Conv2d#

Overview#

Conv2d primitive can perform general 2D convolution operations with a random valued filter.

Requirements#

Conv2d primitive has the following requirements:

  1. The source image height must be an even number.

  2. The kernel (filter) size must be 3x3 or 5x5.

  3. Users should manually reformat kernel coefficients using the reformat function.

  4. To reach the SOL perf, odd and even rows of the source image must be stored on two superbanks.

  5. If the source image has padding, users should manually set buffer starting address.

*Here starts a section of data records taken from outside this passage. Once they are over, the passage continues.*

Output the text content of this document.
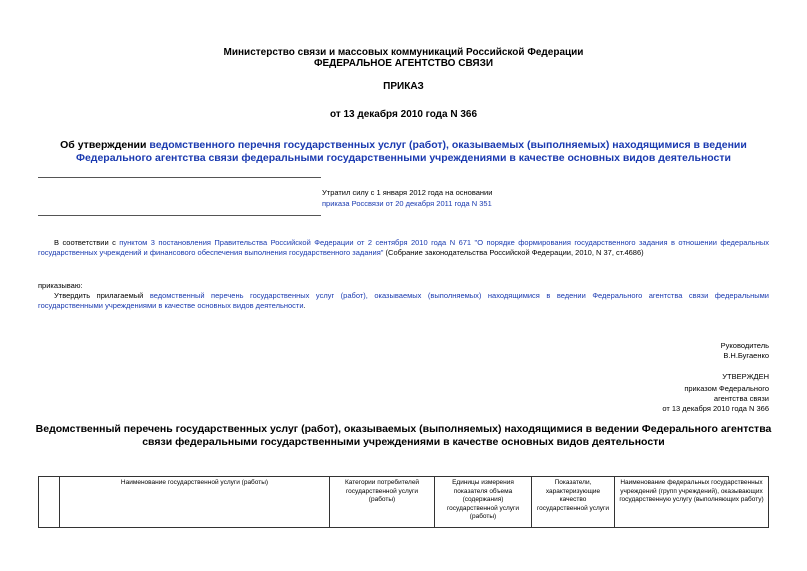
Министерство связи и массовых коммуникаций Российской Федерации
ФЕДЕРАЛЬНОЕ АГЕНТСТВО СВЯЗИ
ПРИКАЗ
от 13 декабря 2010 года N 366
Об утверждении ведомственного перечня государственных услуг (работ), оказываемых (выполняемых) находящимися в ведении Федерального агентства связи федеральными государственными учреждениями в качестве основных видов деятельности
Утратил силу с 1 января 2012 года на основании
приказа Россвязи от 20 декабря 2011 года N 351
В соответствии с пунктом 3 постановления Правительства Российской Федерации от 2 сентября 2010 года N 671 "О порядке формирования государственного задания в отношении федеральных государственных учреждений и финансового обеспечения выполнения государственного задания" (Собрание законодательства Российской Федерации, 2010, N 37, ст.4686)
приказываю:
Утвердить прилагаемый ведомственный перечень государственных услуг (работ), оказываемых (выполняемых) находящимися в ведении Федерального агентства связи федеральными государственными учреждениями в качестве основных видов деятельности.
Руководитель
В.Н.Бугаенко
УТВЕРЖДЕН
приказом Федерального
агентства связи
от 13 декабря 2010 года N 366
Ведомственный перечень государственных услуг (работ), оказываемых (выполняемых) находящимися в ведении Федерального агентства связи федеральными государственными учреждениями в качестве основных видов деятельности
	Наименование государственной услуги (работы)	Категории потребителей государственной услуги (работы)	Единицы измерения показателя объема (содержания) государственной услуги (работы)	Показатели, характеризующие качество государственной услуги	Наименование федеральных государственных учреждений (групп учреждений), оказывающих государственную услугу (выполняющих работу)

  6. If the border mode is replicate, users should manually copy padding between odd and even buffers.

Due to the above assumptions, here is the recommended buffer allocation:

  • src_even_v : input circular buffer with even rows of the input image.

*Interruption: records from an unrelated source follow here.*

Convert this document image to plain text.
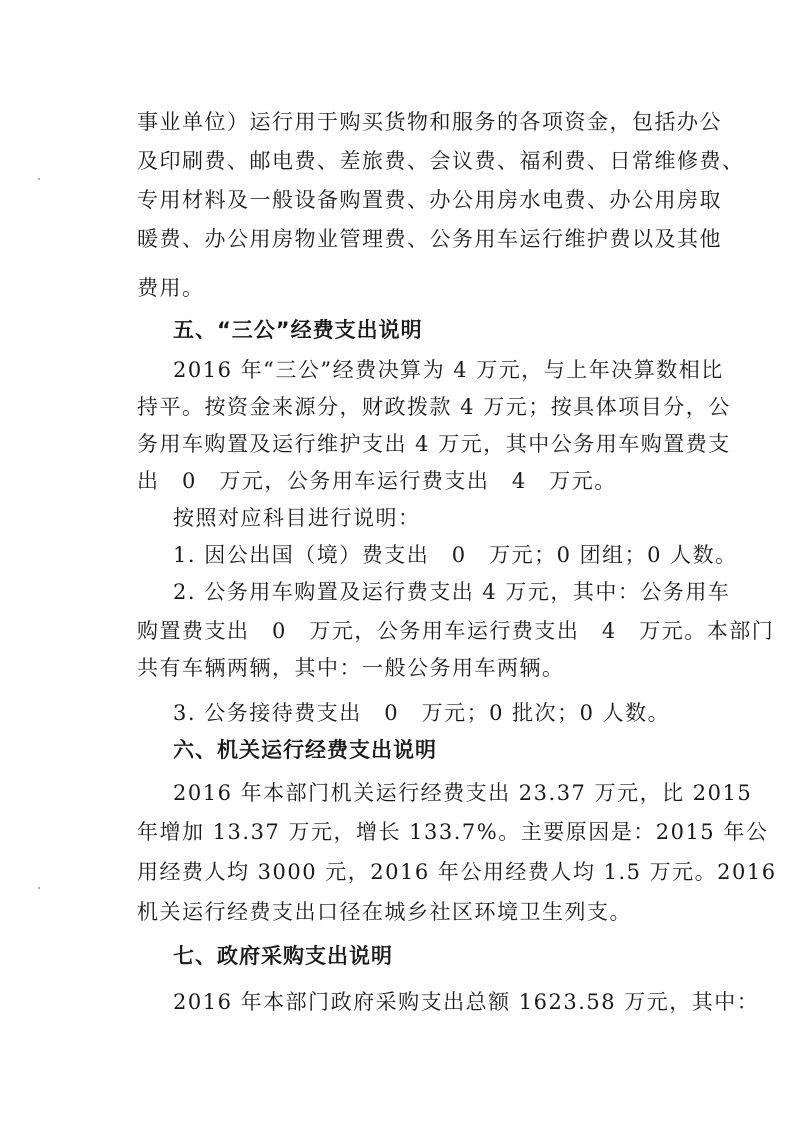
事业单位）运行用于购买货物和服务的各项资金，包括办公
及印刷费、邮电费、差旅费、会议费、福利费、日常维修费、
专用材料及一般设备购置费、办公用房水电费、办公用房取
暖费、办公用房物业管理费、公务用车运行维护费以及其他
费用。
五、“三公”经费支出说明
2016 年“三公”经费决算为 4 万元，与上年决算数相比
持平。按资金来源分，财政拨款 4 万元；按具体项目分，公
务用车购置及运行维护支出 4 万元，其中公务用车购置费支
出　0　万元，公务用车运行费支出　4　万元。
按照对应科目进行说明：
1. 因公出国（境）费支出　0　万元；0 团组；0 人数。
2. 公务用车购置及运行费支出 4 万元，其中：公务用车
购置费支出　0　万元，公务用车运行费支出　4　万元。本部门
共有车辆两辆，其中：一般公务用车两辆。
3. 公务接待费支出　0　万元；0 批次；0 人数。
六、机关运行经费支出说明
2016 年本部门机关运行经费支出 23.37 万元，比 2015
年增加 13.37 万元，增长 133.7%。主要原因是：2015 年公
用经费人均 3000 元，2016 年公用经费人均 1.5 万元。2016
机关运行经费支出口径在城乡社区环境卫生列支。
七、政府采购支出说明
2016 年本部门政府采购支出总额 1623.58 万元，其中：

  • src_odd_v : input circular buffer with odd rows of the input image.

  • knl_v : kernel buffer for the reformatted convolution kernel coefficients.

  • dst_v : output buffer with double buffering for the convolution result.

Implementation Details#

Conv_U8#

We use vfilt4x2x2 instruction for u8/s8 convolution.

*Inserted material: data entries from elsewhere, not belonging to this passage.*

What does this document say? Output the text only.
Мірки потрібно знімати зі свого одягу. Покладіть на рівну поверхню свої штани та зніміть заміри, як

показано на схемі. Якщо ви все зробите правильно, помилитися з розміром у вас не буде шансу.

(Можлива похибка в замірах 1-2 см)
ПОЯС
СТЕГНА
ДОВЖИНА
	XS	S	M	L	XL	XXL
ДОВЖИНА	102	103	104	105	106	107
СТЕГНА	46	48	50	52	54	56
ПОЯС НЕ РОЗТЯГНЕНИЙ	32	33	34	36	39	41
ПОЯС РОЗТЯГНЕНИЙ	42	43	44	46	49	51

void vfilt4x2x2_bbh(dvcharx src1a, dvcharx src1b, dvcharx src2, dvshortx src3_0, dvshortx src3_1, int pred, dvshortx & dst_0, dvshortx & dst_1);

Take conv3x3 u8 as an example, there are two steps to finish the convolution: reformat and compute.

Reformat#

Use the kernel coefficients to construct a 16x2 array, where the left and right part are two 4x4 kernels.

This is actually reformatting the 3x3 kernel into two 4x4 kernels, with padding 0s arounding them.

../../_images/conv2d-3x3-reformat.png

Figure 1: reformat 3x3 kernel into two 4x4 kernels.#

Then load coefficients with permutations from the 16x2 array: set coef_01 to the first row, coef_23 to the second row.

Compute#

First use vfilt4x2x2 to convolve row 0 and row 1 with coef_01, save results in two accumulators.

vfilt4x2x2_bbh(row0, row1, coef01, vacc0, vacc1, 0, vacc0, vacc1);
../../_images/conv2d-3x3u8-01.png

Figure 2: convolve row 0 and row 1 with coef_01.#

Then use vfilt4x2x2 to convolve row 2 and row 3 with coef_23, with the same accumulators.

vfilt4x2x2_bbh(row2, row3, coef23, vacc0, vacc1, -1, vacc0, vacc1);
../../_images/conv2d-3x3u8-23.png

Figure 3: convolve row 2 and row 3 with coef_23.#

Putting them together, it’s actually a 4x4 kernel convolution:

../../_images/conv2d-3x3u8-all.png

Figure 4: 4x4 kernel convolution.#

Write result from accumulators to VMEM, then move down to the next two rows.

Conv_U16#

We use vfilt4x2 instruction for u16/s16 convolution.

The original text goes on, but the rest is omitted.